NVIDIA is seeking a Senior Performance Software Engineer to join their Deep Learning Libraries team. This role is perfect for engineers passionate about parallel computing and performance optimization. You'll be at the forefront of AI acceleration, working on NVIDIA's cutting-edge GPU technologies and contributing to libraries like cuDNN, cuBLAS, and TensorRT.
The position involves developing highly optimized code for accelerating linear algebra and deep learning operations on NVIDIA GPUs. You'll be working directly with core technologies that enable breakthroughs in image classification, speech recognition, and natural language processing. The team takes pride in delivering high-performance code that powers the AI revolution globally.
As a member of this team, you'll be writing performance-critical compute kernels, collaborating with various teams across NVIDIA, and working on code that operates close to the GPU hardware level. The role offers exposure to NVIDIA's innovative Tensor Cores and involves working with projects like CUTLASS, their open-source matrix multiplication library.

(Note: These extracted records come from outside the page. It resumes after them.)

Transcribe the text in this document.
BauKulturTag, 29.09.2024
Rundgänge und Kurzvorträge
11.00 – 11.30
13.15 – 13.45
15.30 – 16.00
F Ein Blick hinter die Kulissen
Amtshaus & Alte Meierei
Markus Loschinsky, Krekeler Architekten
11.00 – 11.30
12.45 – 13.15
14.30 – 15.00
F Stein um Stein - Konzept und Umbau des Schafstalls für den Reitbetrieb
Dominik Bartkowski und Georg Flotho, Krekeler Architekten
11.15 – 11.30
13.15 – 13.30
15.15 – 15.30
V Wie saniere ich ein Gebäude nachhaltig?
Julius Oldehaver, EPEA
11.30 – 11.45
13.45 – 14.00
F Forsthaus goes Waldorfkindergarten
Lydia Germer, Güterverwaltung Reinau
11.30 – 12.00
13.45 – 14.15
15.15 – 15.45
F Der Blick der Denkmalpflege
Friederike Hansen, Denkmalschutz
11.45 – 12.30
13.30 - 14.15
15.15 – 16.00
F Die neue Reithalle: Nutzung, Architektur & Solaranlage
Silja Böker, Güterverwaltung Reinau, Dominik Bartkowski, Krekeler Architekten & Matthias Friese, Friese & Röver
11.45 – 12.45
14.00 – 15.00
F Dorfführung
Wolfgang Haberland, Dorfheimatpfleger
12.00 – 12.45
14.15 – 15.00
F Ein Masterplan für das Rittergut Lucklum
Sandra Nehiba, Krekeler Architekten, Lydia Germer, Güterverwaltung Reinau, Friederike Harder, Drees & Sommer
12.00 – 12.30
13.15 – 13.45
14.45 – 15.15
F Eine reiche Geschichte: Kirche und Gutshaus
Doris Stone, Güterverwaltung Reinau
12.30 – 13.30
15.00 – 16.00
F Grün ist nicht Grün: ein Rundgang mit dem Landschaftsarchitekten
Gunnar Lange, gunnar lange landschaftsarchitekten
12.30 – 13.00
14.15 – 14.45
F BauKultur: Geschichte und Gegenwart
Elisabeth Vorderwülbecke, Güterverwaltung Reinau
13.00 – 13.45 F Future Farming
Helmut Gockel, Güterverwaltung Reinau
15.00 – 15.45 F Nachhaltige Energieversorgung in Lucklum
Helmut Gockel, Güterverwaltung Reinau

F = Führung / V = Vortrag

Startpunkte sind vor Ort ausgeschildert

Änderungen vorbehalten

The ideal candidate should have strong C++ programming skills, experience with parallel programming, and a deep understanding of computer architecture. You'll be working in a collaborative environment, interfacing with compiler teams, performance teams, and hardware architects to push the boundaries of GPU efficiency.

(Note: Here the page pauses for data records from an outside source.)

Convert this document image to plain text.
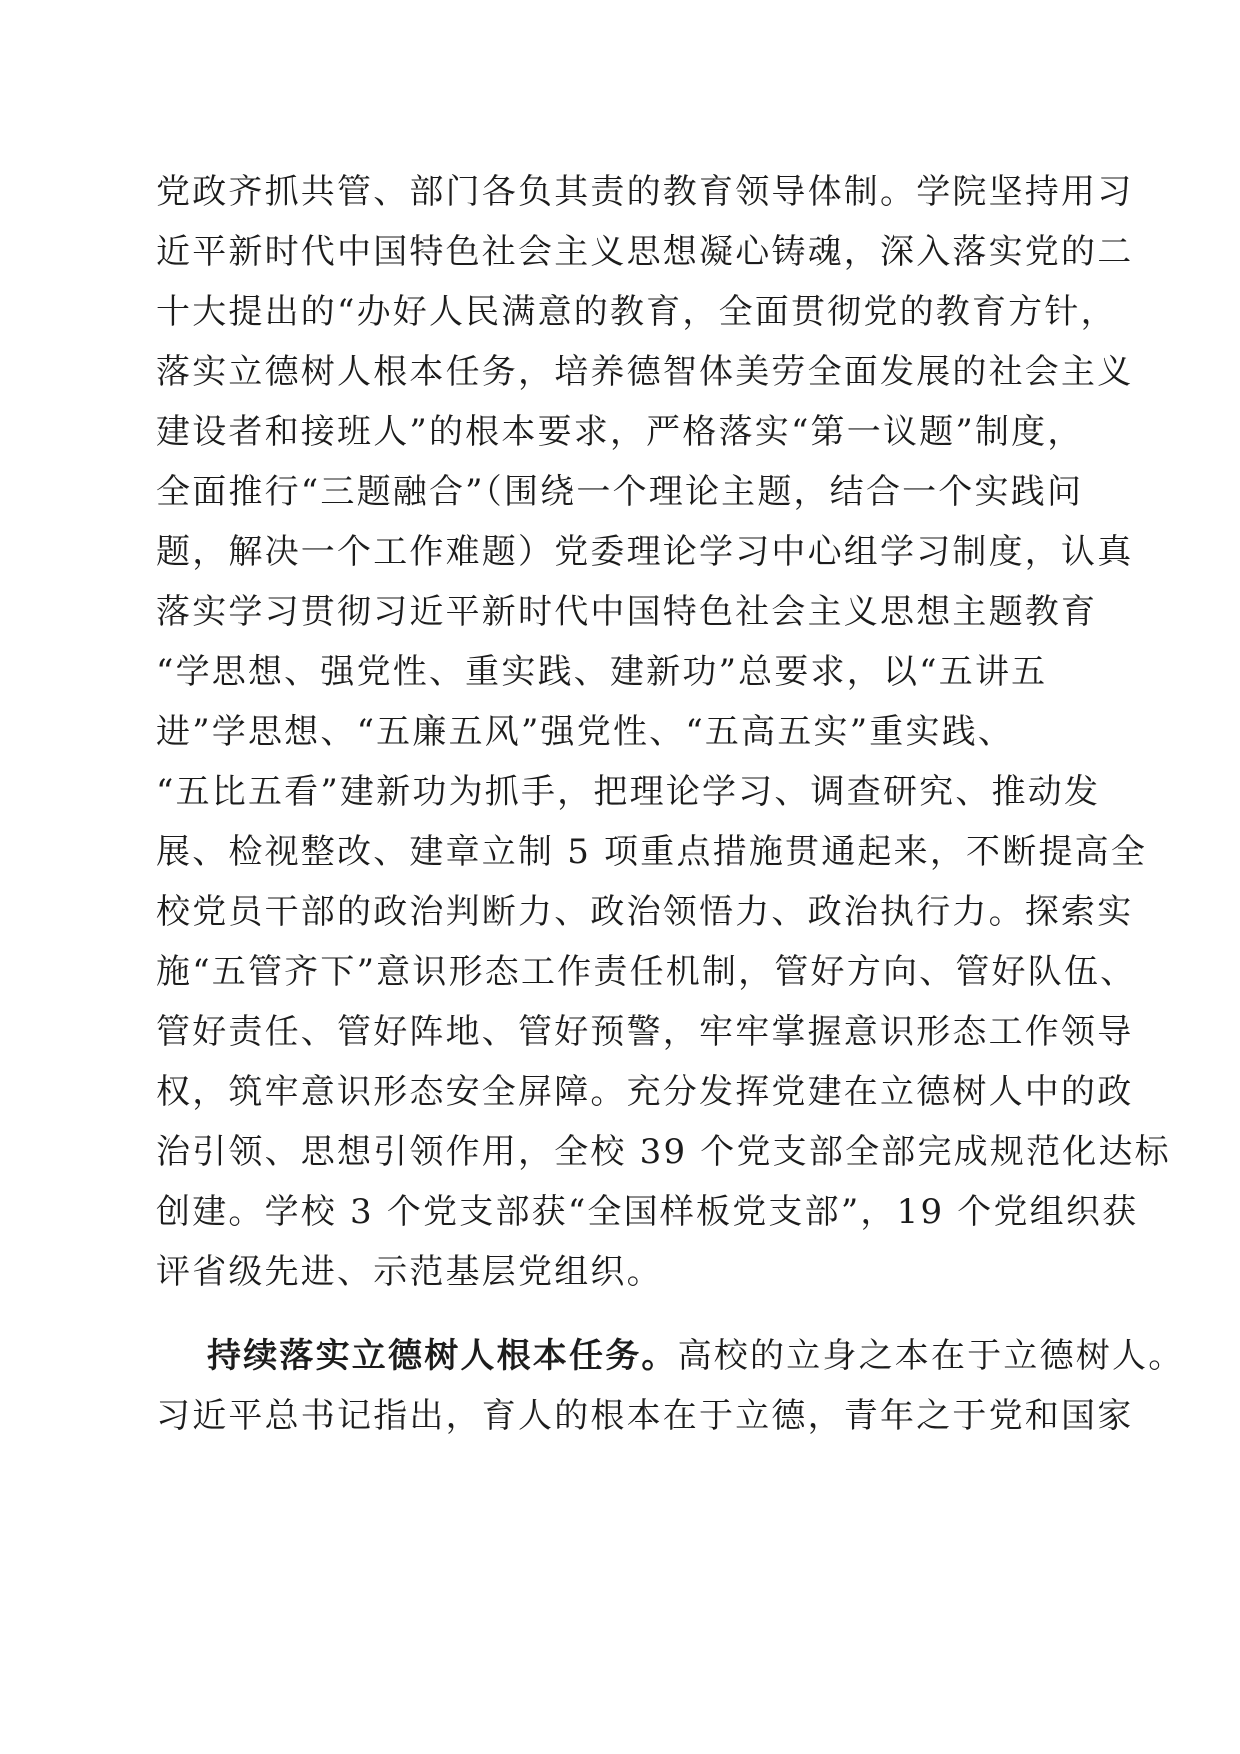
党政齐抓共管、部门各负其责的教育领导体制。学院坚持用习
近平新时代中国特色社会主义思想凝心铸魂，深入落实党的二
十大提出的“办好人民满意的教育，全面贯彻党的教育方针，
落实立德树人根本任务，培养德智体美劳全面发展的社会主义
建设者和接班人”的根本要求，严格落实“第一议题”制度，
全面推行“三题融合”（围绕一个理论主题，结合一个实践问
题，解决一个工作难题）党委理论学习中心组学习制度，认真
落实学习贯彻习近平新时代中国特色社会主义思想主题教育
“学思想、强党性、重实践、建新功”总要求，以“五讲五
进”学思想、“五廉五风”强党性、“五高五实”重实践、
“五比五看”建新功为抓手，把理论学习、调查研究、推动发
展、检视整改、建章立制 5 项重点措施贯通起来，不断提高全
校党员干部的政治判断力、政治领悟力、政治执行力。探索实
施“五管齐下”意识形态工作责任机制，管好方向、管好队伍、
管好责任、管好阵地、管好预警，牢牢掌握意识形态工作领导
权，筑牢意识形态安全屏障。充分发挥党建在立德树人中的政
治引领、思想引领作用，全校 39 个党支部全部完成规范化达标
创建。学校 3 个党支部获“全国样板党支部”，19 个党组织获
评省级先进、示范基层党组织。
持续落实立德树人根本任务。高校的立身之本在于立德树人。
习近平总书记指出，育人的根本在于立德，青年之于党和国家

This is an exceptional opportunity for someone who wants to make a significant impact in the field of AI and deep learning, working with state-of-the-art technology at a company that's leading the acceleration computing revolution. The role offers the chance to work on fundamental software that powers AI applications worldwide, making it an exciting position for those passionate about performance engineering and deep learning.